Un cri s'éleva au milieu du brouhaha de la ville, suffisamment puissant pour que Gabrielle relève la tête. Un instant plus tard, le coupé s'arrêta net, puis fut secoué par le cheval qui s'énervait à l'avant. Refermant son livre, elle se redressa pour pousser le rideau et regarder à l'extérieur. Le cochet avait sauté au sol et la fit sursauter en apparaissant à sa fenêtre.

« Restez là, mademoiselle Deslante ! »

A nouveau, un hurlement de détresse intense lui serra les entrailles. Qu'est-ce qu'il se passait ?

Encore ensuquée par des heures d'immobilités, elle mit une seconde à réagir.

« Un médecin ! Appelez un médecin ! La police ! A l'aide ! »

Une femme ne cessait de hurler, de déchirer la nuit de sa voix brisée. Gabrielle repoussa son livre et le châle sur ses épaules pour descendre, peu importe ce qu'il se passait, quelqu'un avait besoin d'un médecin. Certes, elle ne l'était pas, mais en attendant que quelqu'un d'autre arrive, elle pouvait aider. Avec prudence, elle descendit la marche du coupé pour enfin découvrir le macabre spectacle.

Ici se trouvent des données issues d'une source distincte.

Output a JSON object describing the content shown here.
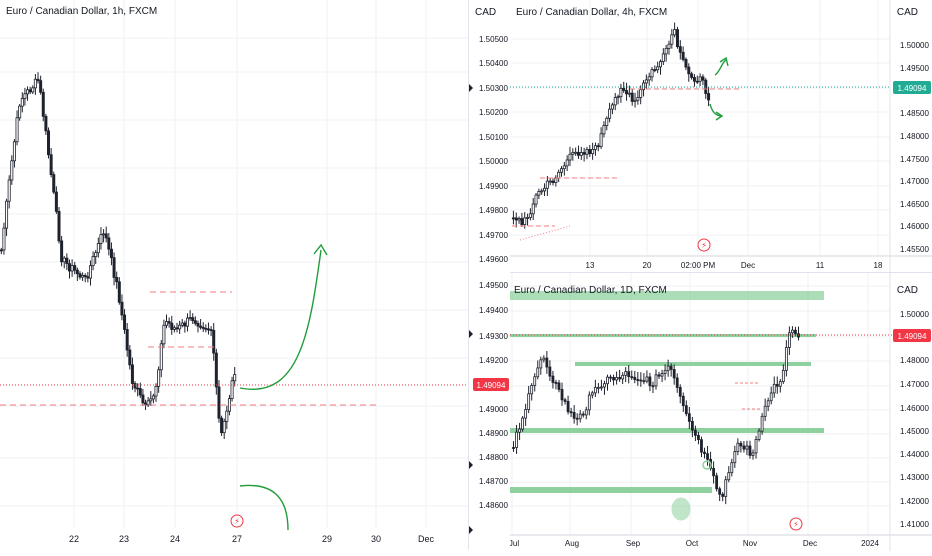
{
  "colors": {
    "grid": "#eef0f3",
    "axis_text": "#131722",
    "candle": "#1e222d",
    "price_line_red": "#f23645",
    "price_line_green": "#22ab94",
    "zone_green": "#8fd19e",
    "arrow_green": "#1f9d3a",
    "dash_red": "#f77c80",
    "panel_border": "#d1d4dc"
  },
  "panels": {
    "left": {
      "title": "Euro / Canadian Dollar, 1h, FXCM",
      "price_label": "1.49094",
      "event_icon": "lightning-icon",
      "x_ticks": [
        "22",
        "23",
        "24",
        "27",
        "29",
        "30",
        "Dec"
      ],
      "y_ticks": [
        "1.49500",
        "1.49400",
        "1.49300",
        "1.49200",
        "1.49100",
        "1.49000",
        "1.48900",
        "1.48800",
        "1.48700",
        "1.48600"
      ],
      "currency": "CAD"
    },
    "top_right": {
      "title": "Euro / Canadian Dollar, 4h, FXCM",
      "currency": "CAD",
      "price_label": "1.49094",
      "event_icon": "lightning-icon",
      "x_ticks": [
        "13",
        "20",
        "02:00 PM",
        "Dec",
        "11",
        "18"
      ],
      "y_ticks": [
        "1.50000",
        "1.49500",
        "1.49000",
        "1.48500",
        "1.48000",
        "1.47500",
        "1.47000",
        "1.46500",
        "1.46000",
        "1.45500"
      ],
      "left_y_ticks": [
        "1.50500",
        "1.50400",
        "1.50300",
        "1.50200",
        "1.50100",
        "1.50000",
        "1.49900",
        "1.49800",
        "1.49700",
        "1.49600"
      ]
    },
    "bottom_right": {
      "title": "Euro / Canadian Dollar, 1D, FXCM",
      "currency": "CAD",
      "price_label": "1.49094",
      "event_icon": "lightning-icon",
      "x_ticks": [
        "Jul",
        "Aug",
        "Sep",
        "Oct",
        "Nov",
        "Dec",
        "2024"
      ],
      "y_ticks": [
        "1.50000",
        "1.49000",
        "1.48000",
        "1.47000",
        "1.46000",
        "1.45000",
        "1.44000",
        "1.43000",
        "1.42000",
        "1.41000"
      ],
      "left_y_ticks": [
        "1.49500",
        "1.49400",
        "1.49300",
        "1.49200",
        "1.49100",
        "1.49000",
        "1.48900",
        "1.48800",
        "1.48700",
        "1.48600"
      ]
    }
  },
  "chart_data": [
    {
      "type": "candlestick",
      "title": "Euro / Canadian Dollar, 1h, FXCM",
      "x": [
        "22",
        "23",
        "24",
        "27",
        "29",
        "30",
        "Dec"
      ],
      "ylim": [
        1.4855,
        1.4955
      ],
      "last_price": 1.49094,
      "annotations": [
        "horizontal dashed levels near 1.4910 and 1.4935",
        "projected arrow up",
        "projected arrow down"
      ]
    },
    {
      "type": "candlestick",
      "title": "Euro / Canadian Dollar, 4h, FXCM",
      "x": [
        "13",
        "20",
        "02:00 PM",
        "Dec",
        "11",
        "18"
      ],
      "ylim": [
        1.4555,
        1.506
      ],
      "last_price": 1.49094
    },
    {
      "type": "candlestick",
      "title": "Euro / Canadian Dollar, 1D, FXCM",
      "x": [
        "Jul",
        "Aug",
        "Sep",
        "Oct",
        "Nov",
        "Dec",
        "2024"
      ],
      "ylim": [
        1.405,
        1.505
      ],
      "last_price": 1.49094,
      "zones": [
        1.4955,
        1.493,
        1.4918,
        1.489,
        1.4865
      ]
    }
  ]
}
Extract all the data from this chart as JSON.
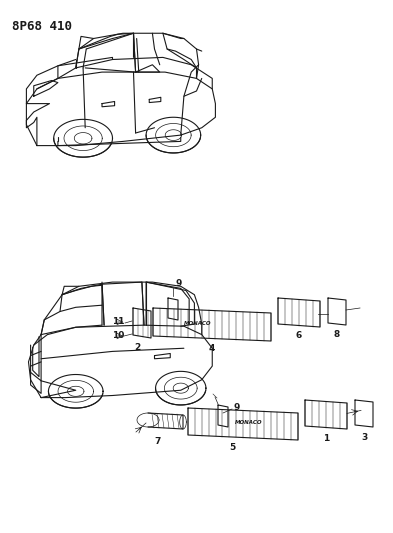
{
  "title_code": "8P68 410",
  "background_color": "#ffffff",
  "line_color": "#1a1a1a",
  "fig_width": 3.93,
  "fig_height": 5.33,
  "dpi": 100
}
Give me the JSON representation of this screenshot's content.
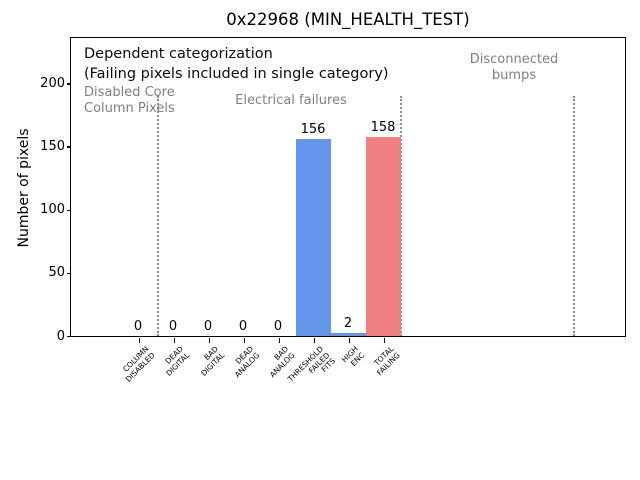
{
  "chart_data": {
    "type": "bar",
    "title": "0x22968 (MIN_HEALTH_TEST)",
    "xlabel": "",
    "ylabel": "Number of pixels",
    "ylim": [
      0,
      236
    ],
    "yticks": [
      0,
      50,
      100,
      150,
      200
    ],
    "grid": false,
    "legend": null,
    "categories": [
      "COLUMN\nDISABLED",
      "DEAD\nDIGITAL",
      "BAD\nDIGITAL",
      "DEAD\nANALOG",
      "BAD\nANALOG",
      "THRESHOLD\nFAILED\nFITS",
      "HIGH\nENC",
      "TOTAL\nFAILING"
    ],
    "values": [
      0,
      0,
      0,
      0,
      0,
      156,
      2,
      158
    ],
    "bar_value_labels": [
      "0",
      "0",
      "0",
      "0",
      "0",
      "156",
      "2",
      "158"
    ],
    "bar_colors": [
      "#6495ED",
      "#6495ED",
      "#6495ED",
      "#6495ED",
      "#6495ED",
      "#6495ED",
      "#6495ED",
      "#F08080"
    ],
    "annotations": {
      "headline_line1": "Dependent categorization",
      "headline_line2": "(Failing pixels included in single category)",
      "section_labels": [
        "Disabled Core\nColumn Pixels",
        "Electrical failures",
        "Disconnected\nbumps"
      ]
    }
  },
  "colors": {
    "bar_blue": "#6495ED",
    "bar_red": "#F08080",
    "annotation_gray": "#7f7f7f",
    "separator_gray": "#8c8c8c",
    "axis_black": "#000000"
  }
}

En chemise de nuit, la femme était couverte de sang : ses mains, ses bras, le blanc du coton imbibé de rouge sur tout son côté gauche. Gabrielle se pressa vers la femme que personne ne pouvait calmer. Le cochet était parti téléphoner, quelques voisins avait sorti leur nez à leur fenêtre et deux ou trois badauds s'étaient regroupés, ne sachant s'il fallait approcher.

« Qu'est-ce qu'il se passe ? Madame ?

- Mon mari ! C'est mon mari ! »

Mais la femme n'arrivait plus à faire de phrase complète, elle gesticulait dans tous les sens, montrant la porte de l'échoppe derrière elle. Gabrielle ne chercha pas à comprendre plus et s'élança à l'intérieur. Elle traversa la petite quincaillerie pour rejoindre la porte grande ouverte. Un homme était au sol, les yeux injectés de rouge, exorbités, il tremblait, figé dans un effroi encore palpable. Gabrielle eut une seconde de choc avant de se remettre en branle. La gorge de l'homme était à nue, arrachée, noyée dans une marée de sang moussant. Sans réfléchir, elle déchira un long pan du bas de son jupon, le replia en une compresse épaisse pour aller comprimer la blessure.

L'homme planta ses yeux dans les siens, jamais elle n'avait vu un tel regard : une terreur indicible. Il savait qu'il allait mourir, il savait et se voyait mourir. Par malheur il avait survécu à son accident ? Agression ?

« Tout va bien, le médecin va arriver, votre épouse est partie chercher de l'aide. Je vais rester avec vous, commença-t-elle à dire.

Sans réfléchir, elle parlait doucement, elle devinait qu'il ne pouvait rien dire. Mais elle pouvait ressentir son impuissance, elle devinait.

- Tout va bien, tout va bien. Regardez-moi. Vous savez quoi ? Je reviens du sud de la France, j'en reviens à peine, sourit-elle, la voix un peu tremblante. Là bas, le ciel est bleu tout le temps, les cigales grésillent à chaque heure de la journée, tant et si bien que c'en est parfois agaçant ! Mais, mais c'est magnifique... l'air sent la lavande, l'iode et au petit matin, le savon. Les lavandières frottent le linge en chantant...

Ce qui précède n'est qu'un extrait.